Die - klar - wichtig sind, vor allem wenn man in diesem irgendwas-mit-Medien-Berufsfeld arbeitet. Aber das ist weder mein Thema, noch meine Stärke, noch irgendetwas anderes. Ich nahm es trotzdem in Angriff, und versuchte, meine Schwächen durch einen charmanten, plaudrigen Ton wieder wett zu machen, und mich nicht zu weit aus dem Fenster zu lehnen. Ich habe beim Schreiben in bisschen was gelernt. Das reicht mir eigentlich schon. Vielleicht ja auch noch jemand anders. Wer weiß.
Im Originallayout kann man ihn übrigens hier lesen. 


Knüpfstücke
Lose Ideen zu alten und neuen Netzwerken


Wir sind alle nur aus Knoten gemacht.
Bild von hier.
Manchmal bekomme ich Facebook-Nachrichten, in denen Leute Unmögliches von mir verlangen.

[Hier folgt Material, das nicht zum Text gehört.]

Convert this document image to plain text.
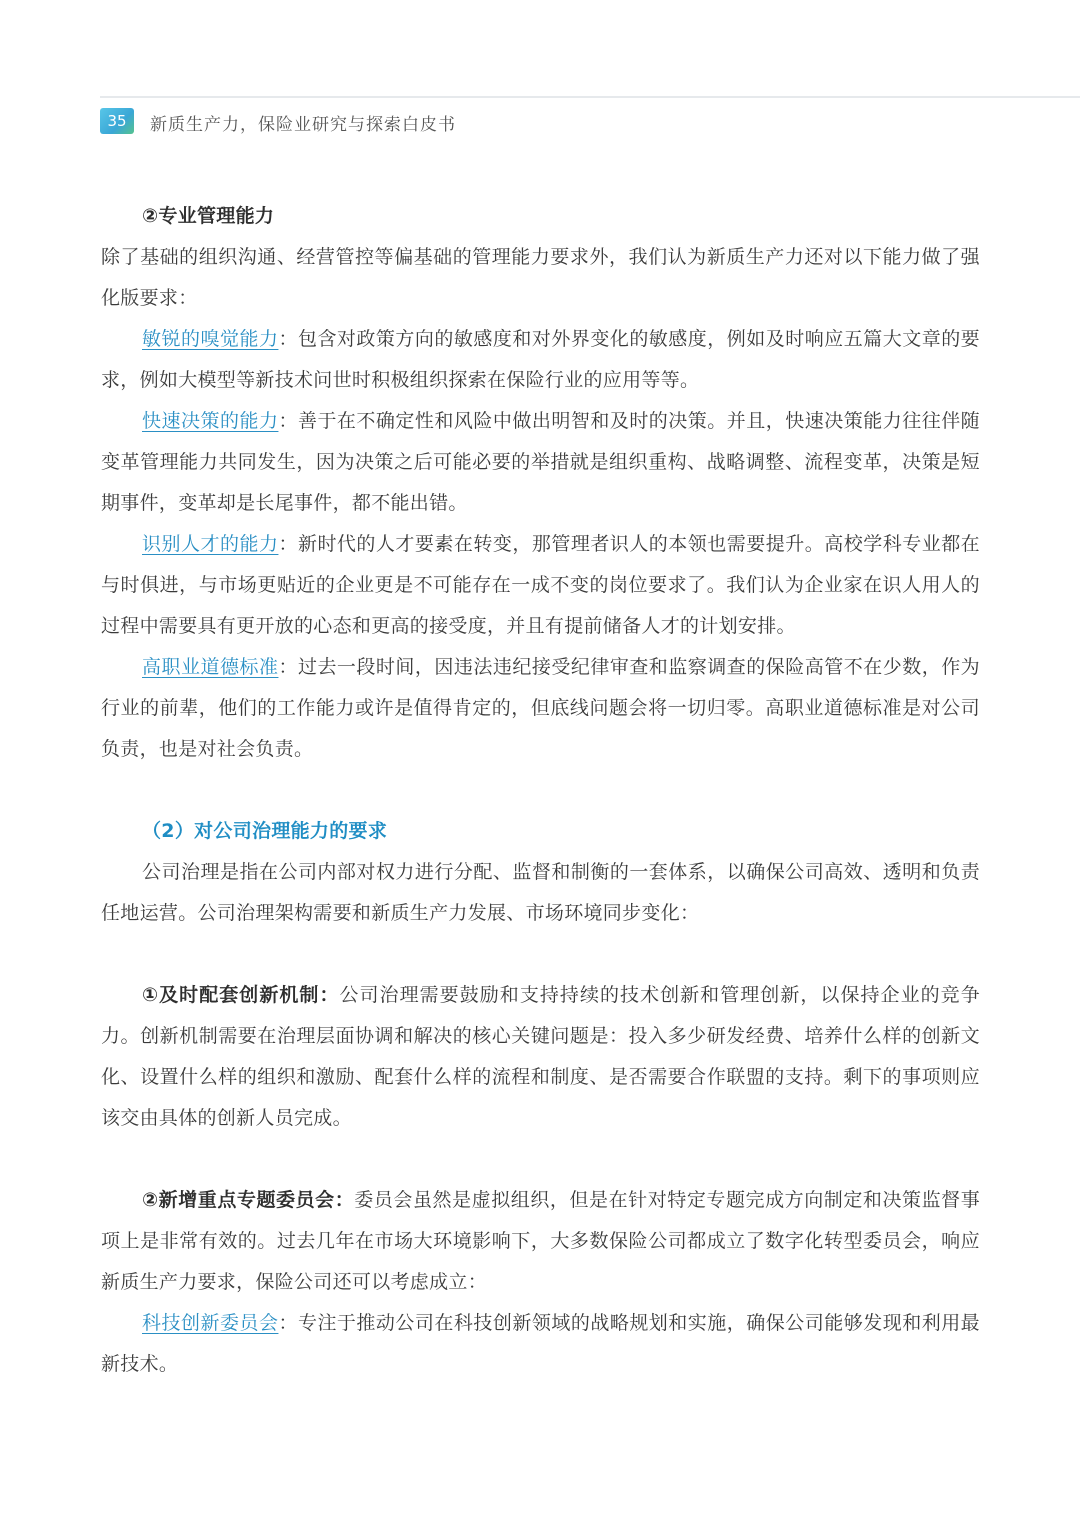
35	新质生产力，保险业研究与探索白皮书

②专业管理能力

除了基础的组织沟通、经营管控等偏基础的管理能力要求外，我们认为新质生产力还对以下能力做了强化版要求：

敏锐的嗅觉能力：包含对政策方向的敏感度和对外界变化的敏感度，例如及时响应五篇大文章的要求，例如大模型等新技术问世时积极组织探索在保险行业的应用等等。

快速决策的能力：善于在不确定性和风险中做出明智和及时的决策。并且，快速决策能力往往伴随变革管理能力共同发生，因为决策之后可能必要的举措就是组织重构、战略调整、流程变革，决策是短期事件，变革却是长尾事件，都不能出错。

识别人才的能力：新时代的人才要素在转变，那管理者识人的本领也需要提升。高校学科专业都在与时俱进，与市场更贴近的企业更是不可能存在一成不变的岗位要求了。我们认为企业家在识人用人的过程中需要具有更开放的心态和更高的接受度，并且有提前储备人才的计划安排。

高职业道德标准：过去一段时间，因违法违纪接受纪律审查和监察调查的保险高管不在少数，作为行业的前辈，他们的工作能力或许是值得肯定的，但底线问题会将一切归零。高职业道德标准是对公司负责，也是对社会负责。

（2）对公司治理能力的要求

公司治理是指在公司内部对权力进行分配、监督和制衡的一套体系，以确保公司高效、透明和负责任地运营。公司治理架构需要和新质生产力发展、市场环境同步变化：

①及时配套创新机制：公司治理需要鼓励和支持持续的技术创新和管理创新，以保持企业的竞争力。创新机制需要在治理层面协调和解决的核心关键问题是：投入多少研发经费、培养什么样的创新文化、设置什么样的组织和激励、配套什么样的流程和制度、是否需要合作联盟的支持。剩下的事项则应该交由具体的创新人员完成。

②新增重点专题委员会：委员会虽然是虚拟组织，但是在针对特定专题完成方向制定和决策监督事项上是非常有效的。过去几年在市场大环境影响下，大多数保险公司都成立了数字化转型委员会，响应新质生产力要求，保险公司还可以考虑成立：

科技创新委员会：专注于推动公司在科技创新领域的战略规划和实施，确保公司能够发现和利用最新技术。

So was wie: „Wir bräuchten noch einen Text über Netzwerke. 10.000 Zeichen. Du hast vier Wochen, das ist doch ok, oder? “
Ich dachte: Netzwerke. An sich. Das stemmt doch kein Mensch.
Und ich dachte: Warum ich? Ich bin nicht gut darin, gesehen zu werden. Ich stehe meistens am Rand der Tanzfläche, mit einer Flasche Beck's in der Hand. Da suchen die meisten Leute nicht nach mir, die meisten Leute suchen dort nach gar nichts. Netzwerken ist mir suspekt. Menschen sind mir suspekt.
Dann aber kam eine zweite Facebook-Nachricht dazu, zehn Minuten später. In der Nachricht stand etwas von einem Honorar. Da dachte ich: Es ist eine Herausforderung. Vor denen habe ich mich noch nie gedrückt.
Und ich dachte: Ich bin auch gut darin, bei diesen Gelegenheiten, wo ich mit einem Beck's in der Hand am Rand der Tanzfläche stehe, als letzter zu gehen.
Aber dazu später.



Der Ort spielt keine Rolle

Ich weiß nicht, was ein Netzwerk ist. Ich weiß, dass es – in dem Sinn, in dem ich es hier brauche – ein Knüpfstück aus Verbindungen zwischen Menschen ist, mit Verbindungen, mit Knoten, locker, ohne Hierarchien. Ein selbst organisierendes Knüpfstück aus Menschen, die sich grundsätzlich nicht wirklich unsympathisch sind, die sich gegenseitig Vorteile verschaffen, die sich Arbeit zuschanzen, die sich gegenseitig als Verteiler nutzen. Verbindungen zwischen Menschen, also die für den einzelnen leisten, was der einzelne alleine nicht kann, oder die eine vorübergehende Gemeinschaft bilden.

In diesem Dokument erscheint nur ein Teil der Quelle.